Le préfet de police Bernard Boucault, dont la droite a demandé le limogeage, et le ministre de l'Intérieur Manuel Valls ont été la cible des attaques mardi sur les responsabilités des violences qui ont émaillé la remise du trophée de champion de France au Paris SG.

Au lendemain des incidents, qui ont fait 32 blessés et entraîné l'interpellation de 39 personnes dont 38 placées en garde à vue, la présentation du trophée au public programmée mercredi sur l'esplanade de l'Hôtel de ville a été annulée.

"Toute manifestation publique, dans l'espace public, dans les heures qui viennent autour du Paris Saint-Germain n'est évidemment pas possible", a déclaré sur Europe 1 Manuel Valls, appelant à des "sanctions exemplaires".

Le ministre de l'Intérieur, selon lequel "les coupables sont les casseurs", s'est trouvé au centre des attaques de la droite, aux côtés du préfet de Police de Paris Bernard Boucault, dont le limogeage a été demandé par le président de l'UMP Jean-François Copé.

"Si le ministre de l'Intérieur ne tire pas immédiatement les conséquences des débordements de lundi soir en démettant le préfet de police, c'est alors Manuel Valls lui-même qui sera en première ligne pour en assumer la responsabilité", a averti l'ex-ministre UMP dans un entretien au Figaro, mis en ligne sur le site du quotidien.

"Si le préfet n'est pas démis, oui, la question du départ de Manuel Valls sera posée", a-t-il poursuivi. L'UMP a exigé une commission d'enquête à l'Assemblée.

L'ancien Premier ministre François Fillon a demandé quant à lui, sur son compte twitter, au président François Hollande de "sanctionner sans délai les responsables du fiasco".
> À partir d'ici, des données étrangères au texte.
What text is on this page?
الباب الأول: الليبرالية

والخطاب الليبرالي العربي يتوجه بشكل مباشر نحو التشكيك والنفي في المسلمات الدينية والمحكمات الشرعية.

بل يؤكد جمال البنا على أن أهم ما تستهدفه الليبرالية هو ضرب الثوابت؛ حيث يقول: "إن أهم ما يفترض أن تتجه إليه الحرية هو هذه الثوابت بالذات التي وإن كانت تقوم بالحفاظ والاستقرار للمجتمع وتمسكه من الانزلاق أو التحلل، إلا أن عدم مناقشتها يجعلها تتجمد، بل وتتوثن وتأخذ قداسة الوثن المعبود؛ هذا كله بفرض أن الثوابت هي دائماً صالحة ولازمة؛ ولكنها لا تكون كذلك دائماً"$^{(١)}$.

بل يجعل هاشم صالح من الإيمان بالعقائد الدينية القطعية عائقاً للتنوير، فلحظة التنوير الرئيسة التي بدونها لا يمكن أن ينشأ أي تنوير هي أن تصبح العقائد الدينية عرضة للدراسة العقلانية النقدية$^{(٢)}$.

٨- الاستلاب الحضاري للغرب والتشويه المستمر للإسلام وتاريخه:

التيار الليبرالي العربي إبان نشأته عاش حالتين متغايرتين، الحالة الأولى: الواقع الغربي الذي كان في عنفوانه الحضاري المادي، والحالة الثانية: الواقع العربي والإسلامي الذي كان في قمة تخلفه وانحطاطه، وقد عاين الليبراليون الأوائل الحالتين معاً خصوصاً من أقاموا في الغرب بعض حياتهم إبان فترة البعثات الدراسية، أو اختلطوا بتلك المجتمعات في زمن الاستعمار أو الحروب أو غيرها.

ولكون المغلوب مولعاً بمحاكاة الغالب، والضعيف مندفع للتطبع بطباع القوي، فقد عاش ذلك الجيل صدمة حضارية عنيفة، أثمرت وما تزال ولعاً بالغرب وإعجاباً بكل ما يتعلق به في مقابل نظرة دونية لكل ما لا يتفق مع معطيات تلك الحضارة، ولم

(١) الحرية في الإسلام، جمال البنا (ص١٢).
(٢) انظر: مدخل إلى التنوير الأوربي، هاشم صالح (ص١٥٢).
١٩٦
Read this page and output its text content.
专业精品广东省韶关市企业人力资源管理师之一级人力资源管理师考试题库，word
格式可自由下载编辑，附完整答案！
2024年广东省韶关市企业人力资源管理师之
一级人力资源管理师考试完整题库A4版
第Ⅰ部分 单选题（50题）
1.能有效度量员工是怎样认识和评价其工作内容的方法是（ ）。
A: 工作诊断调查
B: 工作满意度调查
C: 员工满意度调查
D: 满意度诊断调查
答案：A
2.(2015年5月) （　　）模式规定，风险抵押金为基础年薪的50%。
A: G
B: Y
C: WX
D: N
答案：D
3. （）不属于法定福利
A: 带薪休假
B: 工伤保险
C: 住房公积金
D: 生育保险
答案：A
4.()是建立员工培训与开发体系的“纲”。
Lundi soir, deux syndicats de police, Alliance (second syndicat de gardiens de la paix) et Synergie (second syndicat d'officiers), avaient estimé que l'ampleur de la cérémonie avait été sous-estimée, notamment au vu d'incidents survenus la nuit précédente sur les Champs-Elysées après la victoire du PSG à Lyon, synonyme de titre.

Thiriez "assume"

Le Préfet de Police avait répliqué en défendant le dispositif mis en place, avec le déploiement de 800 policiers, tout en s'interrogant sur la pertinence d'organiser la cérémonie au Trocadéro. "La question qu'il fallait se poser: est-ce que cette fête devait avoir lieu sur la voie publique? Vous voulez faire une fête de 15.000 personnes avec 10.000 policiers autour?", a-t-il demandé lundi soir.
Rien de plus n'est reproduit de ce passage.